Aim: To examine mechanisms that might underlie the association between the educational level of pregnant women as an indicator of socioeconomic status, and preterm birth.
Methods: The study was nested in a population-based cohort study in the Netherlands. Information was available for 3830 pregnant women of Dutch origin.
Findings: The lowest-educated pregnant women had a statistically significant higher risk of preterm birth (odds ratio (OR) = 1.89 (95% CI 1.28 to 2.80)) than the highest educated women. This increased OR was reduced by up to 22% after separate adjustment for age, height, preeclampsia, intrauterine growth restriction, financial concerns, long-lasting difficulties, psychopathology, smoking habits, alcohol consumption, and body mass index (BMI) of the pregnant women. Joint adjustment for these variables resulted in a reduction of 89% of the increased risk of preterm birth among low-educated pregnant women (fully adjusted OR = 1.10 (95% CI 0.66 to 1.84)).
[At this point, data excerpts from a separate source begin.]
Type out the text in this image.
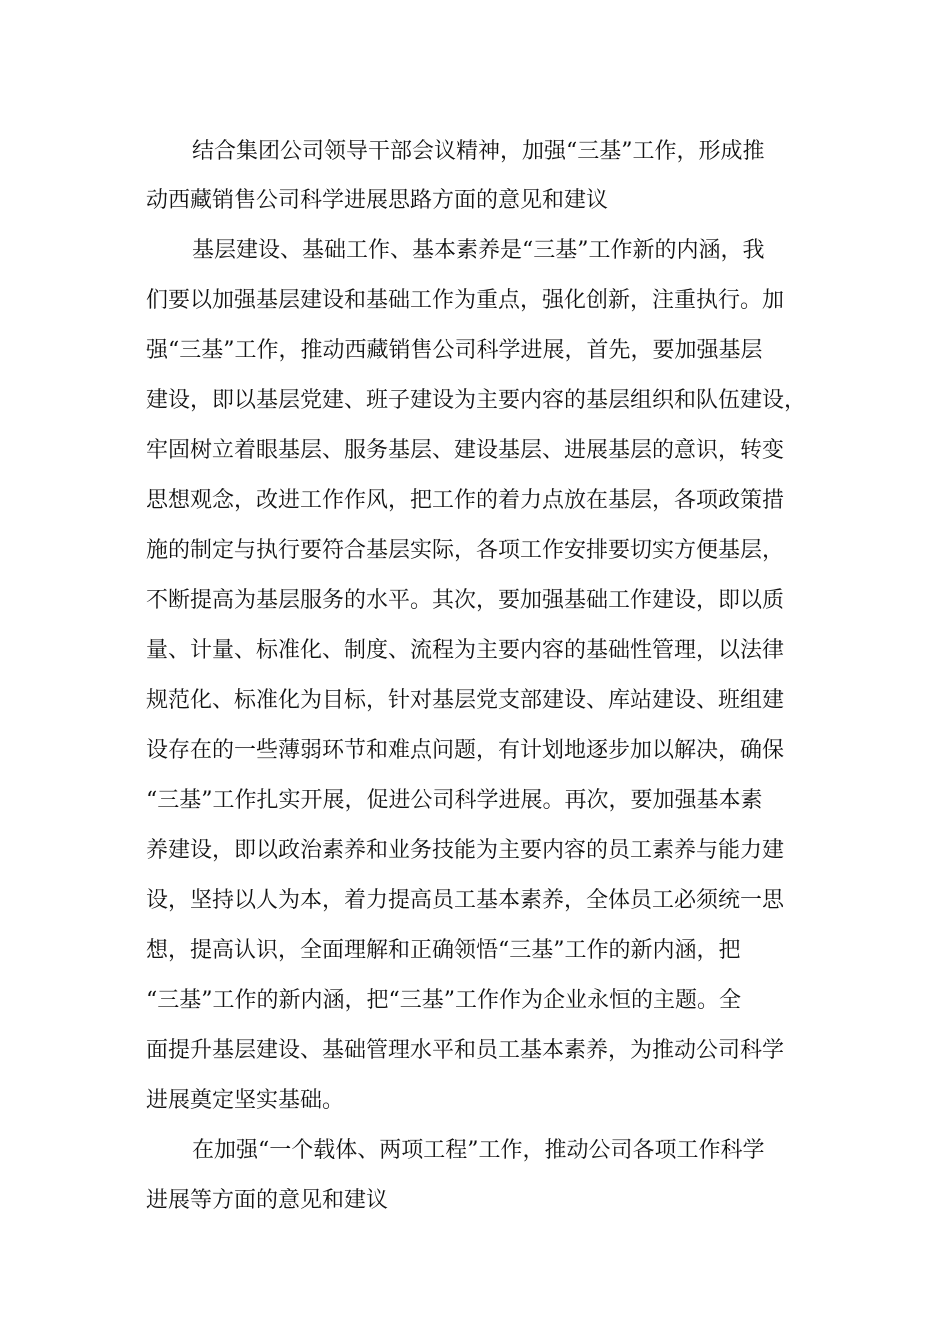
结合集团公司领导干部会议精神，加强“三基”工作，形成推
动西藏销售公司科学进展思路方面的意见和建议
基层建设、基础工作、基本素养是“三基”工作新的内涵，我
们要以加强基层建设和基础工作为重点，强化创新，注重执行。加
强“三基”工作，推动西藏销售公司科学进展，首先，要加强基层
建设，即以基层党建、班子建设为主要内容的基层组织和队伍建设，
牢固树立着眼基层、服务基层、建设基层、进展基层的意识，转变
思想观念，改进工作作风，把工作的着力点放在基层，各项政策措
施的制定与执行要符合基层实际，各项工作安排要切实方便基层，
不断提高为基层服务的水平。其次，要加强基础工作建设，即以质
量、计量、标准化、制度、流程为主要内容的基础性管理，以法律
规范化、标准化为目标，针对基层党支部建设、库站建设、班组建
设存在的一些薄弱环节和难点问题，有计划地逐步加以解决，确保
“三基”工作扎实开展，促进公司科学进展。再次，要加强基本素
养建设，即以政治素养和业务技能为主要内容的员工素养与能力建
设，坚持以人为本，着力提高员工基本素养，全体员工必须统一思
想，提高认识，全面理解和正确领悟“三基”工作的新内涵，把
“三基”工作的新内涵，把“三基”工作作为企业永恒的主题。全
面提升基层建设、基础管理水平和员工基本素养，为推动公司科学
进展奠定坚实基础。
在加强“一个载体、两项工程”工作，推动公司各项工作科学
进展等方面的意见和建议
Conclusions: Pregnant women with a low educational level have a nearly twofold higher risk of preterm birth than women with a high educational level. This elevated risk could largely be explained by pregnancy characteristics, indicators of psychosocial well-being, and lifestyle habits. Apparently, educational inequalities in preterm birth go together with an accumulation of multiple adverse circumstances among women with a low education. A number of explanatory mechanisms unravelled in the present study seem to be modifiable by intervention programmes.